So, a possible POD: Jeremy Osborne, who in OTL was stillborn in 1729 in Bristol, lives to grow to manhood and becomes a sailor for the East India Company. By 1756 he has become one of Robert Clive's men, and takes part in the conquest of Bengal the following year. He stays in India for another five years, marrying a native woman, one Arundhati Gupta. He discovers the recreational uses of cannabis, and, upon his wife's untimely death, resumes his life as a sailor, eventually settling down in the colony of Virginia in 1764. Finding out the profits that are being made from growing tobacco, and realizing that no-one in this part of the empire is as yet aware of hemp as another inhalable plant, he buys a farm and begins to grow hemp crops selected for potency, and starts advertising them as "just like tobacco, only better". The fad catches on as his neighbors realize they have another cash crop on their hands. By the early 1770s, Charlottesville, Va., has become famous for its "pipe hemp", as this variety of the plant is now known.
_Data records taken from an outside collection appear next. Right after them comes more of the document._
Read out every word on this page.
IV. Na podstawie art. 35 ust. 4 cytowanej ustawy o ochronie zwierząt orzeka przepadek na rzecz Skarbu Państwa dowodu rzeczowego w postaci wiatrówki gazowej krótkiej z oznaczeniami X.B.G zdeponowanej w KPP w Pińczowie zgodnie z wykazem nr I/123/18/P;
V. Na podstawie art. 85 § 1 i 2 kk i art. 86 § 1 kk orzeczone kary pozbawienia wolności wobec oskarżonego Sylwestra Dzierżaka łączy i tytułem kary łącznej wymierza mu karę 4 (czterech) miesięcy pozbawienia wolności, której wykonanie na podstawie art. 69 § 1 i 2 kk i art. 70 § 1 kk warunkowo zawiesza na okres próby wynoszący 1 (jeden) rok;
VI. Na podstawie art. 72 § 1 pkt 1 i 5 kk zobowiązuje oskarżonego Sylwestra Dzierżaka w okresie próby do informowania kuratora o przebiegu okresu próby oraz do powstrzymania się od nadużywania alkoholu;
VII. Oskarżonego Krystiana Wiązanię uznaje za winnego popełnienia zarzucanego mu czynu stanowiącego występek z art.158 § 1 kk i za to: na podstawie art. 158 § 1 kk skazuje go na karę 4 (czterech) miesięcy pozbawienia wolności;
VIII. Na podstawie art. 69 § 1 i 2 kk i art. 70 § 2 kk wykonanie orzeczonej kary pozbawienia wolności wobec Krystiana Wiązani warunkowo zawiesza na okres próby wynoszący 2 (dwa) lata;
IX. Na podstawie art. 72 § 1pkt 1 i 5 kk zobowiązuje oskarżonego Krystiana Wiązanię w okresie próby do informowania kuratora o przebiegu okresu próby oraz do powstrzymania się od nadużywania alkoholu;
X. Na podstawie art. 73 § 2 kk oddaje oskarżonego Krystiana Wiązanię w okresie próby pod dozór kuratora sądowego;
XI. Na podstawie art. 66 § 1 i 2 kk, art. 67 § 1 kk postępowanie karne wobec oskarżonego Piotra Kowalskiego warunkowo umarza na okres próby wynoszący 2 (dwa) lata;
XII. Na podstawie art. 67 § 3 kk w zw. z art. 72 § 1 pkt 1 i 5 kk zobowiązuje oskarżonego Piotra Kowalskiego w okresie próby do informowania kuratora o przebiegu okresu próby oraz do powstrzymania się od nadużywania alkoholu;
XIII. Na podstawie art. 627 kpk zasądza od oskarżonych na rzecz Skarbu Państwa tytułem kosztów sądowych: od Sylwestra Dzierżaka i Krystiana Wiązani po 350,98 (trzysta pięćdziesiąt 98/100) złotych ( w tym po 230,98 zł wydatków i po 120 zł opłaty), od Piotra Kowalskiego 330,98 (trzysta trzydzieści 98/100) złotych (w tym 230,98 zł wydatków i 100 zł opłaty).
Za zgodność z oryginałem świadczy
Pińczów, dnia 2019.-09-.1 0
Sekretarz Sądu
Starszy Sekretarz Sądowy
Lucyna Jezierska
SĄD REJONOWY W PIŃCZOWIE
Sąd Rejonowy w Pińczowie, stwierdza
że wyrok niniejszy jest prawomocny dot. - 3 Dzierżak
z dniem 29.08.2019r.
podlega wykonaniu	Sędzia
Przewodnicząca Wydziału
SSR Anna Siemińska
During the ARW, many American soldiers discover the usefulness of pipe hemp as a painkiller, and the popularity of the plant grows further; both common soldiers and officers prefer it to tobacco. As the saying goes, "It keeps a boat's sails taut and a man's mind relaxed". George Washington personally gives seeds from his own fields to a France-bound Marquis de Lafayette, who, along with US ambassador Benjamin Franklin, introduces the fad to the royal court in Versailles.
Gradually tobacco is displaced altogether as a smokable plant, instead being chewed. Throughout the 19th century and most of the 20th, a hemp pipe is as American as apple pie. The popularity of the weed however begins to decrease from the 1960s, as the rising countercultural movement associates it with conservative mainstream culture. In the 1970s and 1980s, despite the efforts of the hemp lobby, which is especially influential in the Dixie states as most hemp is grown south of the Mason-Dixon line and is represented at the federal level by such influential figures as Strom Thurmond and Jesse Helms, health-conscious legislators successfully restrict the right to smoke in public places. By the early 21st century smoking hemp in public is seen as oafish and disrespectful of others, and while smokers account for about 30% of the population (with a somewhat higher proportion of female smokers, due to the soothing effects of hemp on menstrual cramps), they mostly indulge in private. However, public smoking remains tolerated in many other countries, including much of Europe.